Yine de sürekli irtifa kaybetmekte.”Güneş balçıkla sıvanmıyor”Makyaj aktıkça, çirkinlikler tek tek ortaya çıkıyor.AKP, sanki sürekli irtifa kaybeden bir paraşüt misali ivme kaybetmekte ve nasıl-nereye düşeceği belli değil.

 

Gezi parkı direnişi, tabi ki üç beş ağacın kesilmesinden ibaret değildi.İnsan  yaşamına müdahale  yani  özgürlükler sorunu olduğu malumunuz.Bu sorunlar, sloganlar eşliğinde gezi parkında çınlarken, sordum kendi kendime,nedir bu Topçu kışlası diye.

 

Topçu kışlası, 31 mart ayaklanmasının en kanlı simgelerinden biridir.Askerler, din elden gidiyor denerek kışkırtıldılar.

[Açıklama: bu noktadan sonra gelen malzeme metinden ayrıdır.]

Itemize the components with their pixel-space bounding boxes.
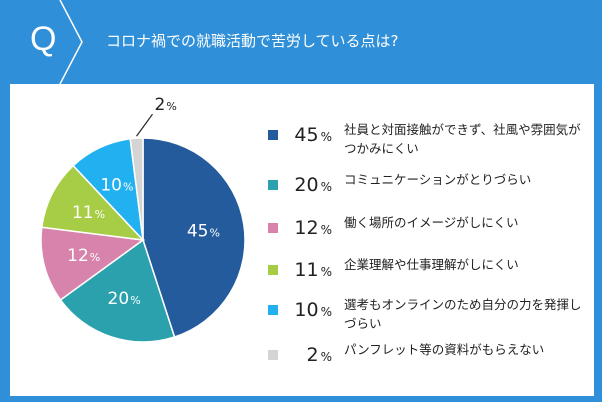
slice-value-label-1: 20% (108, 289, 141, 309)
chevron-divider-icon (59, 0, 83, 84)
legend-value-5: 2% (306, 344, 333, 366)
legend-label-1: コミュニケーションがとりづらい (344, 172, 532, 187)
chart-panel: 45% 20% 12% 11% 10% 2% 45% 社員と対面接触ができず、社風や雰囲気が… (10, 84, 594, 396)
pie-slice-5 (129, 137, 144, 241)
slice-value-label-5: 2% (155, 95, 177, 115)
question-header: Q コロナ禍での就職活動で苦労している点は? (0, 0, 602, 84)
legend-value-4: 10% (294, 299, 332, 321)
legend-label-2: 働く場所のイメージがしにくい (344, 215, 519, 230)
callout-line-5 (136, 113, 153, 137)
legend-label-5: パンフレット等の資料がもらえない (344, 342, 545, 357)
slice-value-label-2: 12% (67, 246, 100, 266)
slice-value-label-0: 45% (187, 221, 220, 241)
legend-value-2: 12% (294, 217, 332, 239)
legend-swatch-3 (268, 265, 278, 275)
slice-value-label-4: 10% (100, 176, 133, 196)
pie-slice-3 (40, 164, 145, 242)
legend-swatch-4 (268, 305, 278, 315)
legend-label-0: 社員と対面接触ができず、社風や雰囲気がつかみにくい (344, 122, 581, 156)
legend-label-3: 企業理解や仕事理解がしにくい (344, 257, 519, 272)
question-badge: Q (30, 20, 57, 58)
legend-value-1: 20% (294, 174, 332, 196)
legend-value-0: 45% (294, 124, 332, 146)
pie-chart: 45% 20% 12% 11% 10% 2% (40, 95, 246, 343)
slice-value-label-3: 11% (72, 203, 105, 223)
legend-swatch-2 (268, 223, 278, 233)
legend-swatch-5 (268, 350, 278, 360)
legend-label-4: 選考もオンラインのため自分の力を発揮しづらい (344, 297, 582, 331)
legend-value-3: 11% (294, 259, 332, 281)
pie-slice-2 (40, 226, 145, 301)
pie-slice-0 (142, 137, 246, 338)
legend-swatch-0 (268, 130, 278, 140)
legend-swatch-1 (268, 180, 278, 190)
pie-slice-1 (59, 238, 176, 343)
question-text: コロナ禍での就職活動で苦労している点は? (106, 32, 399, 50)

O dönemde, Babıali’ de bulunan meclis binasının basılması sonucu Rumeli’de bulunan Harekat ordusunun İstanbul’a gelerek isyanı bastırması ve en şiddetli çarpışmaların yaşandığı yerin topçu kışlası olduğu bir gerçek.

 

Biraz empati yapalım.Topçu kışlasını yerinden alıp, Taksim’in göbeğine taşımanın altında yatan gerçek, ne Taksim’in güzelleştirilmesi,ne yeşilin hakim kılınması, ne de AKM yerine yapılması düşünülen çok yönlü Opera binası olabilir!

 

Son birkaç aydır, yaşanan ve yaşatılan şiddetin, derin izler, salgıladığı görülüyor.Topçu kışlası özelinde biraz geçmişi kurcaladığınızda, Mustafa Kemal Atatürk ve İsmet İnönü’nün izlerinin silinmesi,Cumhuriyet ile hesaplaşma arzusu, duyulan kin ve nefret  kendini açığa vermektedir.

 

Bu öyle bir kin ve nefret ki, askeri vesayetin pençesinden kurtulduğumuzu sandığımız bir anda, askeri vesayeti aratmayan, sivil vesayetin baskılarına maruz  kalındığını görüyoruz.Gezi parkı eylemcileri, nasıl ki bize orantısız güce karşı, orantısız zeka kullanımını öğrettiyseler, iktidar da sivil vesayetin nasıl olduğunu dosta düşmana öğretti.!

 

İnsanlar uyurken rüya görürler.Gördüklerimiz bazen anlam taşır bazen de olağandışılık.Pek itibar da etmeyiz doğrusu.O an, insanoğlu için yaşanmış ve bitmiştir.Ama uyanık iken rüya görmek ve peşine takılmak tehlikeli bir durum! Uzak durulmasının doğru olacağını düşünüyorum.

 

Artık 21.yy’ ın Mustafa Kemal Atatürk Türkiye’sinde yaşıyoruz.Halk sizden %50’nin değil, %100’ünün başbakanı olmanızı istiyor.İnanın,istedikleri tek şey bu.Saygılarımla.